The sequencing of ESTs provides information about the gene's expression level. Large-scale EST sequencing projects on model organisms such as Arabidopsis, Drosophila, and humans have been carried out. There are also EST databases that can be used to reference the expression profile. Although it is useful for studying gene abundance and discovering new genes, it is an expensive and time-consuming technique. The cDNA and EST microarrays are available, with cDNA sequences and ESTs attached to a microchip. The method is similar to that of DNA microarray, but the sample here is fluorescently labelled cDNA molecules. It aids in the study of relative abundance between genes because it is a low-cost and quick technique. Another method, similar to EST sequencing, is SAGE.
It is superior to EST because only short "tags" of about 15 bases are sequenced. The generated short fragments are then joined together and sequenced. A pool of cDNA can be subjected to RNA-seq high-throughput NGS for quantification, discovery of novel ESTs, and RNA profiling. A DNA chip, gene chip, biochip, or microarray is a collection of DNA, cDNA, or oligonucleotide spots attached to a solid support such as glass or silicon chip to form an array for the purpose of expression profiling; monitoring the expression levels of thousands of genes at the same time; and is a hybridizationbased method. Several advancements in chip fabrication, hybridization control, and computational analysis of generated data have been made over the years.

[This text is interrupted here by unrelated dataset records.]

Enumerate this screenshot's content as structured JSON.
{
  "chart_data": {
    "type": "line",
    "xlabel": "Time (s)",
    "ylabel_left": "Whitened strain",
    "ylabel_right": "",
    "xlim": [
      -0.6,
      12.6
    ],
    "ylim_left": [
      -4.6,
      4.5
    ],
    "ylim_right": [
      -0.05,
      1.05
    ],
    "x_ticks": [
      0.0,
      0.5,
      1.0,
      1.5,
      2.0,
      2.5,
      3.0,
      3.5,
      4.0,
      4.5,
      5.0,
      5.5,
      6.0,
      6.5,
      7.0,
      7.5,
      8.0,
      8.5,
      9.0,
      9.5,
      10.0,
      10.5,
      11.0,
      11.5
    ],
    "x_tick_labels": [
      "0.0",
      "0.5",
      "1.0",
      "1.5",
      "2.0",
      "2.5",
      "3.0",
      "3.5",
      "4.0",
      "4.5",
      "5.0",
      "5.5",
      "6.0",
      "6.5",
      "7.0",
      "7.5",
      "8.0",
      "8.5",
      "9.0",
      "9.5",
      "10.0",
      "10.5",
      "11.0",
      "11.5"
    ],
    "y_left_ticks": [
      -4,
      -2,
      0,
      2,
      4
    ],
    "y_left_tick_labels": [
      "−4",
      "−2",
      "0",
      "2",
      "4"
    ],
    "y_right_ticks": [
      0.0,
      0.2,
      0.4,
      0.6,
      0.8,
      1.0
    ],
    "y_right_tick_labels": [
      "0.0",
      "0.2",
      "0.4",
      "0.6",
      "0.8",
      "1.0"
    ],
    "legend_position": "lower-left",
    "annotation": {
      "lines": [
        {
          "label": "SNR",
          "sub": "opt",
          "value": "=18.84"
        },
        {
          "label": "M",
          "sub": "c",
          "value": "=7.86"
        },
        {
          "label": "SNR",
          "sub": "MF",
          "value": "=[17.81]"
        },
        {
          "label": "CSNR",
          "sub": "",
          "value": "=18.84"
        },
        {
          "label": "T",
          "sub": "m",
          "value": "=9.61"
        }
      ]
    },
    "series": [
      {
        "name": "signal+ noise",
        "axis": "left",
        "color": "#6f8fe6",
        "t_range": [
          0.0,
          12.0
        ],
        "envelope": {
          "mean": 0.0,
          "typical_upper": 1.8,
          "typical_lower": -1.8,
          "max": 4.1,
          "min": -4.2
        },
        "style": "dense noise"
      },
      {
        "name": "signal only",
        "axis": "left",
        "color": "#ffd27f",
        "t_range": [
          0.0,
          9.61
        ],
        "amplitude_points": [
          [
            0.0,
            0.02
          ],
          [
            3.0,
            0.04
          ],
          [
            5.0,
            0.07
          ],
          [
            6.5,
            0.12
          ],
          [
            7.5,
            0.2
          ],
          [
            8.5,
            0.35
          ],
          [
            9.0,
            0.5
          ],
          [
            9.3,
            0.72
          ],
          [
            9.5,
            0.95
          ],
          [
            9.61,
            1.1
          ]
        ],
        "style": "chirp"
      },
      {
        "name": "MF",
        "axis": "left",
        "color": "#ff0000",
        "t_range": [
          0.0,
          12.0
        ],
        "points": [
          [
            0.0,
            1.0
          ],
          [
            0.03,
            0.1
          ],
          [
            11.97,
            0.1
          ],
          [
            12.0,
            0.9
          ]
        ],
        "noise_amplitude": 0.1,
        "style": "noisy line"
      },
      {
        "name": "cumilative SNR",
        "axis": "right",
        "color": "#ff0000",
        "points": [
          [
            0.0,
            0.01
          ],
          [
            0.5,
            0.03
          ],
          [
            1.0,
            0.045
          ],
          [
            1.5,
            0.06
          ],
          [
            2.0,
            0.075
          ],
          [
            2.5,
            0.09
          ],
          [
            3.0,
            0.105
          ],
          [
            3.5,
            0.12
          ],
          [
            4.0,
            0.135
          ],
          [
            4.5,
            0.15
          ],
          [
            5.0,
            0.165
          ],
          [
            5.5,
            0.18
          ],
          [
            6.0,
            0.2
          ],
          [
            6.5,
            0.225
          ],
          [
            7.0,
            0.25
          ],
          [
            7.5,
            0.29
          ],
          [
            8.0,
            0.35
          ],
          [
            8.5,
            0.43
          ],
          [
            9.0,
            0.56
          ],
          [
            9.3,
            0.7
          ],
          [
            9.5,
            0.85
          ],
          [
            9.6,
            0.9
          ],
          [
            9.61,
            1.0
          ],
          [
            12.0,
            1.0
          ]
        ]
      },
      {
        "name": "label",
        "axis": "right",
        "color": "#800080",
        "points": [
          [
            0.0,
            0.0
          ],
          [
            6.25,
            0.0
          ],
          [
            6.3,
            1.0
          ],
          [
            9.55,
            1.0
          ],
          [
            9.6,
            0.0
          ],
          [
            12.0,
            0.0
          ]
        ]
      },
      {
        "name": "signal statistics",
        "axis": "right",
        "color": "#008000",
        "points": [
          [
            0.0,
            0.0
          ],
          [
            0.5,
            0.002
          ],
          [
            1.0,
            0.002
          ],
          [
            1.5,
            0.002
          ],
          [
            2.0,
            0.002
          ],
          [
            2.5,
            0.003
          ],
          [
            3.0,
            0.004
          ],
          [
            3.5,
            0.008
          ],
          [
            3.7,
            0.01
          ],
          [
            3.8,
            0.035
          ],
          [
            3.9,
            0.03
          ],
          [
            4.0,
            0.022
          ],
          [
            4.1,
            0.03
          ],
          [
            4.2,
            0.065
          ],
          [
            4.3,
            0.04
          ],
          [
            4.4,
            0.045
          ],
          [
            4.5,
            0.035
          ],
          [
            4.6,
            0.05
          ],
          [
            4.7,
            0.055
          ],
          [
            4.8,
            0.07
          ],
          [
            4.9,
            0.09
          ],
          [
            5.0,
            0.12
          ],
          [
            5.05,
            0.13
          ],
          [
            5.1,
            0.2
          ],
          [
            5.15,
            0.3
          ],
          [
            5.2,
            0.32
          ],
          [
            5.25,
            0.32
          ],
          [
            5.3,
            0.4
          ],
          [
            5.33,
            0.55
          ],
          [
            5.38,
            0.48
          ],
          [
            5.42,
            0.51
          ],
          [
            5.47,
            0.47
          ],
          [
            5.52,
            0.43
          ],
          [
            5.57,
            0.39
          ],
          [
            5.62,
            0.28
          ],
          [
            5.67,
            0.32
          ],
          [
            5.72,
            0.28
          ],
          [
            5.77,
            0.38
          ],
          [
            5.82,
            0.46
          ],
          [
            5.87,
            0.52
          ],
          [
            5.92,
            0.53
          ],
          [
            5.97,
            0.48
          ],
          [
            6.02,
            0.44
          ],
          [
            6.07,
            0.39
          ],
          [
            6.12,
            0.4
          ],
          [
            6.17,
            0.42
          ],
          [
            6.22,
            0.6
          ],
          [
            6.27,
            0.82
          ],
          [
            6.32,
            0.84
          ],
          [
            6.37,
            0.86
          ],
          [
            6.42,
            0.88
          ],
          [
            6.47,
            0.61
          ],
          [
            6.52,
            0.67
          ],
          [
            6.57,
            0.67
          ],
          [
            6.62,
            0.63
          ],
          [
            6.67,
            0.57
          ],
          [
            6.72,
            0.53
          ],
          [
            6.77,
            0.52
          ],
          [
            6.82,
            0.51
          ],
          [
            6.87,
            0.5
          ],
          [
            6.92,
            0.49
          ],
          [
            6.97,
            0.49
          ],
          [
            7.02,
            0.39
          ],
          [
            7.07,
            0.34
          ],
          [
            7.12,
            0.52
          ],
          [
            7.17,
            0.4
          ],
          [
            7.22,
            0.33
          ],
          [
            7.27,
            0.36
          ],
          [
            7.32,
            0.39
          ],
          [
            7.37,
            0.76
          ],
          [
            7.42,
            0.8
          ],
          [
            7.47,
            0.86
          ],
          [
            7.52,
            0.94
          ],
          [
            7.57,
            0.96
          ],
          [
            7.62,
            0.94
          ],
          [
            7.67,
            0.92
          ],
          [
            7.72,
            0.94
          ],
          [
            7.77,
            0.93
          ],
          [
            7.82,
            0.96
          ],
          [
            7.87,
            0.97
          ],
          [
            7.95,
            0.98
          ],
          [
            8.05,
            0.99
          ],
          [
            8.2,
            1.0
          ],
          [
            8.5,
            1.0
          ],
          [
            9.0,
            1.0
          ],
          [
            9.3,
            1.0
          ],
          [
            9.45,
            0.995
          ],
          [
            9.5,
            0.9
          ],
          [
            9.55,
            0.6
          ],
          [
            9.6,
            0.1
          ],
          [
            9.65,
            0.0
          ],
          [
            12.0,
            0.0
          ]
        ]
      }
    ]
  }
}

Once the chip is manufactured, the high-density chip allows for relatively low-cost gene-expression profiling. The most significant limitation of this technology is that genome sequence information is required, as well as the higher background inherent in the hybridization technique. The quantitative real-time PCR (qRT-PCR) is a type of PCR that is commonly used for the accurate quantification of lowabundance mRNA or low-copy transcripts in transcriptomics studies. This technique's main advantages are its high sensitivity, better reproducibility, and wide dynamic quantification range. Because of its exponential amplification ability, it enables gene expression and regulation studies even in a single cell. Because of the availability of various types of fluorescence monitoring systems attached to the PCR, it has grown in popularity for gene-expression studies. Some of the limitations of qRT-PCR include nonspecific amplification and the formation of primer-dimers. RNA-seq is a cutting-edge high-throughput transcriptomics technology. NGS tools are used in RNA-seq, also known as whole-transcriptome shotgun sequencing. The benefits of RNA-seq include the fact that it does not rely on the availability of the genome sequence, has no upper quantification limits, is highly reproducible, and has a wide dynamic detection range.